The sea, as I look from my office window, is calm. Little white sailboats glide over silver waters in the Saronic Gulf. A picture of peace, but the scene of countless battles. In these waters, at Salamis, an alliance of free Greek states under Athens’s leadership defeated the Persian navy in 480 B.C., giving democracy room to develop. In 1941, as German forces swept into the country, a handful of allied airmen tried to stop black waves of enemy planes, with many pilots plunging to their deaths in the bay one April day.
Today, as my country rushes toward another battle of sorts — a referendum that will determine its place in the world and mark its history — I sense “the eternal note of sadness” that the poet Matthew Arnold imagined Sophocles hearing in “the turbid ebb and flow of human misery,” as he stood on this shore.
Our country is at peace, but the stakes are as high as if we were at war — a war waged not with battleships, guns and planes but with words and money. Its foot soldiers, in a sense, are the lines of the unemployed, the pensioners crowding outside banks; cars queuing at gas stations are a crippled cavalry; generals are the finance ministers who lob proposals at one another with the aggression of those who will not suffer the consequences.
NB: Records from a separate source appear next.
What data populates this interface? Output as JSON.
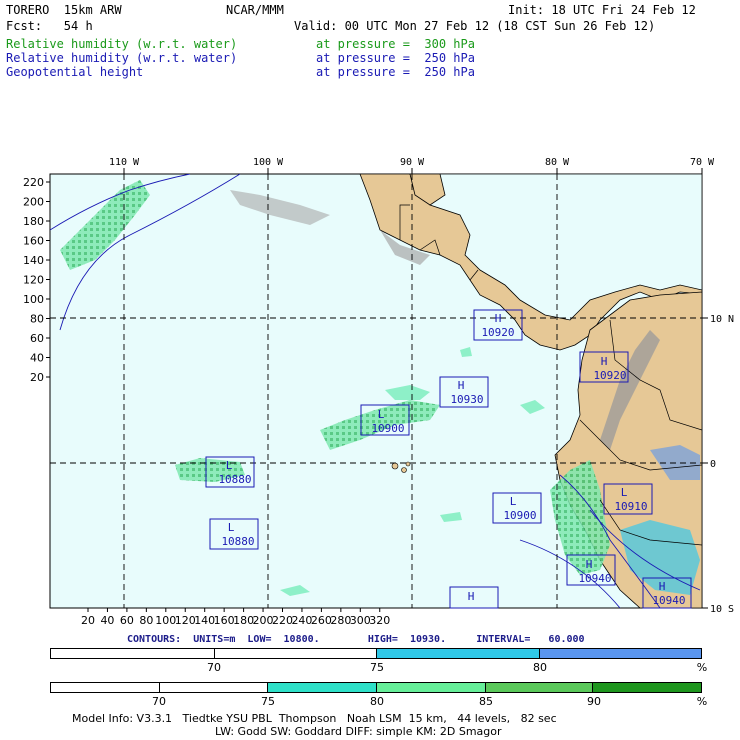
{
  "header": {
    "model": "TORERO  15km ARW",
    "org": "NCAR/MMM",
    "init": "Init: 18 UTC Fri 24 Feb 12",
    "fcst": "Fcst:   54 h",
    "valid": "Valid: 00 UTC Mon 27 Feb 12 (18 CST Sun 26 Feb 12)",
    "fields": [
      {
        "name": "Relative humidity (w.r.t. water)",
        "level": "at pressure =  300 hPa",
        "color": "#1a9a1a"
      },
      {
        "name": "Relative humidity (w.r.t. water)",
        "level": "at pressure =  250 hPa",
        "color": "#1a1ab4"
      },
      {
        "name": "Geopotential height",
        "level": "at pressure =  250 hPa",
        "color": "#1a1ab4"
      }
    ]
  },
  "map": {
    "lon_labels": [
      "110 W",
      "100 W",
      "90 W",
      "80 W",
      "70 W"
    ],
    "lat_labels": [
      "10 N",
      "0",
      "10 S"
    ],
    "y_ticks": [
      "220",
      "200",
      "180",
      "160",
      "140",
      "120",
      "100",
      "80",
      "60",
      "40",
      "20"
    ],
    "x_ticks": [
      "20",
      "40",
      "60",
      "80",
      "100",
      "120",
      "140",
      "160",
      "180",
      "200",
      "220",
      "240",
      "260",
      "280",
      "300",
      "320"
    ],
    "centers": [
      {
        "type": "H",
        "value": "10920"
      },
      {
        "type": "H",
        "value": "10920"
      },
      {
        "type": "H",
        "value": "10930"
      },
      {
        "type": "L",
        "value": "10900"
      },
      {
        "type": "L",
        "value": "10880"
      },
      {
        "type": "L",
        "value": "10880"
      },
      {
        "type": "L",
        "value": "10900"
      },
      {
        "type": "L",
        "value": "10910"
      },
      {
        "type": "H",
        "value": "10940"
      },
      {
        "type": "H",
        "value": "10940"
      },
      {
        "type": "H",
        "value": ""
      }
    ],
    "colors": {
      "ocean": "#e8fcfc",
      "land": "#e6c896",
      "mountain": "#a8a8a8"
    }
  },
  "contours": {
    "text": "CONTOURS:  UNITS=m  LOW=  10800.        HIGH=  10930.     INTERVAL=   60.000"
  },
  "colorbar1": {
    "labels": [
      "70",
      "75",
      "80",
      "%"
    ],
    "colors": [
      "#ffffff",
      "#ffffff",
      "#30c8e8",
      "#5a96f0"
    ]
  },
  "colorbar2": {
    "labels": [
      "70",
      "75",
      "80",
      "85",
      "90",
      "%"
    ],
    "colors": [
      "#ffffff",
      "#ffffff",
      "#ffffff",
      "#2ee0c8",
      "#66ee99",
      "#5ac85a",
      "#1e961e"
    ]
  },
  "footer": {
    "line1": "Model Info: V3.3.1   Tiedtke YSU PBL  Thompson   Noah LSM  15 km,   44 levels,   82 sec",
    "line2": "LW: Godd SW: Goddard DIFF: simple KM: 2D Smagor"
  }
}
All are caught up in a five-year campaign in which Greece has struggled to meet the terms of the biggest bailout in history, a total of 240 billion euros from the European Commission, the European Central Bank and the International Monetary Fund in exchange for austerity and reform. The government blames the creditors for Greece’s woes, claiming they turned the country into a “debt colony.”
With the E.C.B. declining to raise the limit on emergency funds this past week, our banks quickly began to run out of cash. Within days, a sophisticated society began to unravel — old people struggled to draw their pensions, trade and industry froze, websites could not renew their domain names with overseas providers, smartphone owners could not download apps as their credit cards were blocked.
On the brink of bankruptcy, Greece is in a worse state than before the bailout. In Sunday’s referendum, we voters will show whether we want to keep negotiating for a deal with our partners or gamble the future on a proud “no” to further diktats.
A lot more is at stake than the only stable currency Greece has had in a history punctuated by bankruptcies. Will we raise children and grow old in a united society? Will we remain part of Europe’s further development? Will the idea of Europe — named after a maiden in Greek myth, Europa — as a union fall apart, country by country? Will our children be able to study abroad, or will we sink into an isolation that will harm the next generation as much as our pensioners now suffer?
The effort to restore Greece to normalcy has been a failure, because of poor policies, fundamental problems in Greece’s dysfunctional state and a pitiful lack of leadership in Greece and among policy makers in Europe and at the I.M.F. The collapse of the parties that had mismanaged Greece for decades created a vacuum that Syriza, a coalition of the radical left, filled with promises: It would continue to procure bailout funds, scrap austerity, undo reforms and still keep the country within the eurozone.
Five months of acrimonious sparring with our partners and creditors failed to achieve this. Domestically, the government has overseen the unraveling of many reforms, done little to crack down on tax evasion and corruption, and repeated the cronyism of the past with blatantly political appointments in the public sector. With no options left before bankruptcy, Prime Minister Alexis Tsipras rolled the dice and announced the referendum, urging citizens to vote “no.”
Those citizens (and taxpayers in other countries) have paid a price for the failed bailout; now the Greeks face even greater hardship, whether we stay in the euro or are forced out. Worse, though, is the isolation that stems from a lack of communication between Athens and its partners. Both sides played a game of chicken, and neither was bluffing — the Europeans, led by Germany, were determined to continue imposing austerity; the Greeks were determined to ride their recklessness to the end. The Greeks’ demand for debt relief, and their declarations of restored pride, were seen by creditors as petulance. Instead of working for solutions, both sides sought excuses for failure.
The greatest damage, so far, has been the rift that it opened between Greece and our partners. We forgot that we are all supposed to be in this together, that Greece and the European Union should be indivisible, that the problems one country faces will be faced by others, that each country can survive only as part of the Union. A “yes” vote will oblige both Greece and Europe to solve the current impasse; a “no” will be an excuse to let Greece sink.
Within Greece, the tensions and divisions of the past few years have been compounded by the uncertainty of recent months and the real misery of the last few days. A “yes” majority might allow us to get down to the business of making Greece a viable economy while an integral part of the European Union; a “no” vote would divide us further, with economic woes and social tensions growing.
Throughout their history, the Greeks have fought hardest when all seemed lost. We won so many wars, overcame so many coups and foreign occupations to achieve the stability that now — in peacetime — is threatened. With so much at stake, we will soon see whether today’s Greeks are worthy of their ancestors.
Nikos Konstandaras is the managing editor and a columnist at the newspaper Kathimerini and a contributing opinion writer.